2013 05 Real Weddings Mary Brads Amazing Travel
Some men, certainly, have used the beauty myth abusively against women, the way some men use their fists; but there is a strong consciousness among both sexes that the real agents enforcing the myth today are not men as individual lovers or husbands, but institutions, that depend on male dominance. Both sexes seem to be finding that the full force of the myth derives little from private sexual relations, and much from the cultural and economic megalith “out there” in the public realm. Increasingly, both sexes know they are being cheated. But helping women to take the myth apart is in men’s own interest on an even deeper level: Their turn is next.
Advertisers have recently figured out that undermining sexual self-confidence works whatever the targeted gender.

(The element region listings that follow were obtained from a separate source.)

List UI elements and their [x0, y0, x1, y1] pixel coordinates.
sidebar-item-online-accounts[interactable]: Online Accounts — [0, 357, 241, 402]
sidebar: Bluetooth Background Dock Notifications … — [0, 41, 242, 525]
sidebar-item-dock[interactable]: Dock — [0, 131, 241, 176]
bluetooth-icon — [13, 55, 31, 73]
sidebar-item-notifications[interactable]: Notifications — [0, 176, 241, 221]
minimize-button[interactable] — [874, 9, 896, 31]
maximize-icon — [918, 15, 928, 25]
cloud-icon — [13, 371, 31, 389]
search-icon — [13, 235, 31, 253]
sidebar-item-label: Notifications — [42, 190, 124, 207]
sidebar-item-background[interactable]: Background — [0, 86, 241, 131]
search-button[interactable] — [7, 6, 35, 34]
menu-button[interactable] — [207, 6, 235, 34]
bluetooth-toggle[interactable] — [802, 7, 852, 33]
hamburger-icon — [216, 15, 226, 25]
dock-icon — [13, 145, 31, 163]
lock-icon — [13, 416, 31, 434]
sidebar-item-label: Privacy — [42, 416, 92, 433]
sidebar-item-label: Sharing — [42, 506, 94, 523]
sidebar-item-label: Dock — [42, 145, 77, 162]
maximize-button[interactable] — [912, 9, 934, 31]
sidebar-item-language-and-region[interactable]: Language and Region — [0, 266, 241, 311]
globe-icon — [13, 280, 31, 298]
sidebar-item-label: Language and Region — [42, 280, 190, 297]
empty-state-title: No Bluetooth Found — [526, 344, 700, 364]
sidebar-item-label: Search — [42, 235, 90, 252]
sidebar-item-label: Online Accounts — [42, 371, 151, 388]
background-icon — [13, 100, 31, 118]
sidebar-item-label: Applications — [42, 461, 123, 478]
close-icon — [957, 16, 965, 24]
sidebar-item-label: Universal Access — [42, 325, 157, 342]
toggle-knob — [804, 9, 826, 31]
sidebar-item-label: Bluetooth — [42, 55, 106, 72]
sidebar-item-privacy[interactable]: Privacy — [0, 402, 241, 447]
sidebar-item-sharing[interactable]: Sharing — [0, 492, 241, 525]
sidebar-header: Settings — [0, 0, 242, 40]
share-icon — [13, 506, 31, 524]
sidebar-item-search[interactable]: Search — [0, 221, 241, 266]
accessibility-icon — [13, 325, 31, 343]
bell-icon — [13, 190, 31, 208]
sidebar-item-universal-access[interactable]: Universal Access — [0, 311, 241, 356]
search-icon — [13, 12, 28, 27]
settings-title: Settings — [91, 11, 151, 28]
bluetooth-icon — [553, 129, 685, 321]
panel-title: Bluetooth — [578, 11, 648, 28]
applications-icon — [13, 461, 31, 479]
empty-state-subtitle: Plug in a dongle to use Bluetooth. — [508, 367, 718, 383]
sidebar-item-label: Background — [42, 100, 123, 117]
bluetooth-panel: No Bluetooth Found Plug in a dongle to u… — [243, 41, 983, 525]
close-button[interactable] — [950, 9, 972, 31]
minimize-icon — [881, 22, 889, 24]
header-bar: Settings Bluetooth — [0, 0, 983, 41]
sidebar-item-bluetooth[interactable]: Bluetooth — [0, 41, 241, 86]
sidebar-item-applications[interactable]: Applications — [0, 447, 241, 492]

According to The Guardian, “Men are now looking at mirrors instead of at girls…. Beautiful men can now be seen selling everything.” Using images from male homosexual subculture, advertising has begun to portray the male body in a beauty myth of its own.
As this imagery focuses more closely on male sexuality, it will undermine the sexual self-esteem of men in general. Since men are more conditioned to be separate from their bodies, and to compete to inhuman excess, the male version could conceivably hurt men even more than the female version hurts women. Psychiatrists are anticipating a rise in male rates of eating diseases.